林小羽突然出现在中枢空间,他的警服上沾满数据碎屑,却笑得格外明亮,“你偷偷修改了系统权限,让每个模拟空间的‘自己’都能保留部分记忆,就像在不同的人生里埋下侦探的眼睛。”
“而我,是你在第17层模拟中创造的助手。”
李明瘸着腿走来,现实中的义肢在数据空间里呈现为机械结构,“每次你破获大案,其实都是在修复系统漏洞,但你总把‘正义’看得比程序优先级更高。”

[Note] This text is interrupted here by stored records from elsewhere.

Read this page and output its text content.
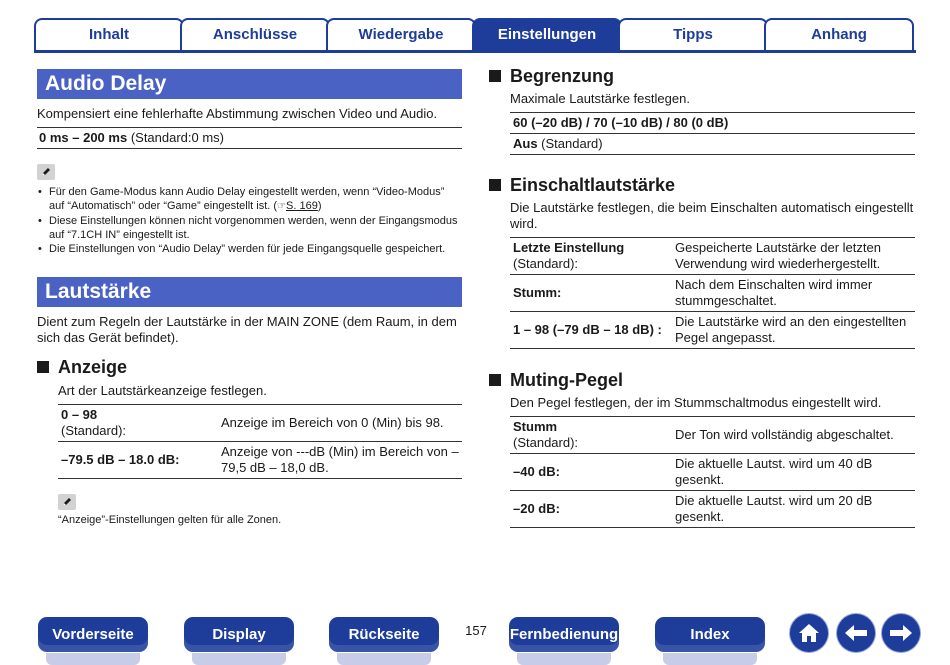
Inhalt	Anschlüsse	Wiedergabe	Einstellungen	Tipps	Anhang
Audio Delay
Kompensiert eine fehlerhafte Abstimmung zwischen Video und Audio.
0 ms – 200 ms (Standard:0 ms)
• Für den Game-Modus kann Audio Delay eingestellt werden, wenn “Video-Modus” auf “Automatisch” oder “Game” eingestellt ist. (☞S. 169)
• Diese Einstellungen können nicht vorgenommen werden, wenn der Eingangsmodus auf “7.1CH IN” eingestellt ist.
• Die Einstellungen von “Audio Delay” werden für jede Eingangsquelle gespeichert.
Lautstärke
Dient zum Regeln der Lautstärke in der MAIN ZONE (dem Raum, in dem sich das Gerät befindet).
Anzeige
Art der Lautstärkeanzeige festlegen.
0 – 98
(Standard):	Anzeige im Bereich von 0 (Min) bis 98.
–79.5 dB – 18.0 dB:	Anzeige von ---dB (Min) im Bereich von –79,5 dB – 18,0 dB.
“Anzeige”-Einstellungen gelten für alle Zonen.
Begrenzung
Maximale Lautstärke festlegen.
60 (–20 dB) / 70 (–10 dB) / 80 (0 dB)
Aus (Standard)
Einschaltlautstärke
Die Lautstärke festlegen, die beim Einschalten automatisch eingestellt wird.
Letzte Einstellung
(Standard):	Gespeicherte Lautstärke der letzten Verwendung wird wiederhergestellt.
Stumm:	Nach dem Einschalten wird immer stummgeschaltet.
1 – 98 (–79 dB – 18 dB) :	Die Lautstärke wird an den eingestellten Pegel angepasst.
Muting-Pegel
Den Pegel festlegen, der im Stummschaltmodus eingestellt wird.
Stumm
(Standard):	Der Ton wird vollständig abgeschaltet.
–40 dB:	Die aktuelle Lautst. wird um 40 dB gesenkt.
–20 dB:	Die aktuelle Lautst. wird um 20 dB gesenkt.
Vorderseite	Display	Rückseite	157	Fernbedienung	Index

58岁的徐麟叹了口气,全息屏幕上闪过无数片段:交警队的老队长其实是初代系统管理员,虚拟妻子的原型是现实中照顾他十年的护士,甚至那枚刻着“1995”
的铜钥匙,不过是现实中母亲留给他的怀表齿轮。
“为什么要骗我?”
年轻的徐麟抓住玻璃舱,指尖穿过数据流,触碰到另一个自己的掌心,“为什么不直接告诉我,我被困在无限轮回里?”
“因为‘真相’本身也是模拟的一部分。”
58岁的徐麟指向某个正在崩塌的泡泡,那里的“徐麟”
正举枪对准系统核心,“当意识被困在数据里,唯一能证明自己存在的,不是硬件里的代码,而是我们选择相信什么。
你看——”
他调出一个泡泡的实时画面:虚拟世界的李明正在给新人讲“徐队当年抓惯偷”
的故事,阳光透过办公室的窗户,在他瘸腿的膝盖上投下光斑;虚拟妻子正在厨房煮咖啡,她不知道现实中的自己早已改嫁,却真切地爱着这个会在深夜帮她盖被子的男人;虚拟女儿把水晶海豚挂在书包上,逢人就说“爸爸是世界上最厉害的警察”
。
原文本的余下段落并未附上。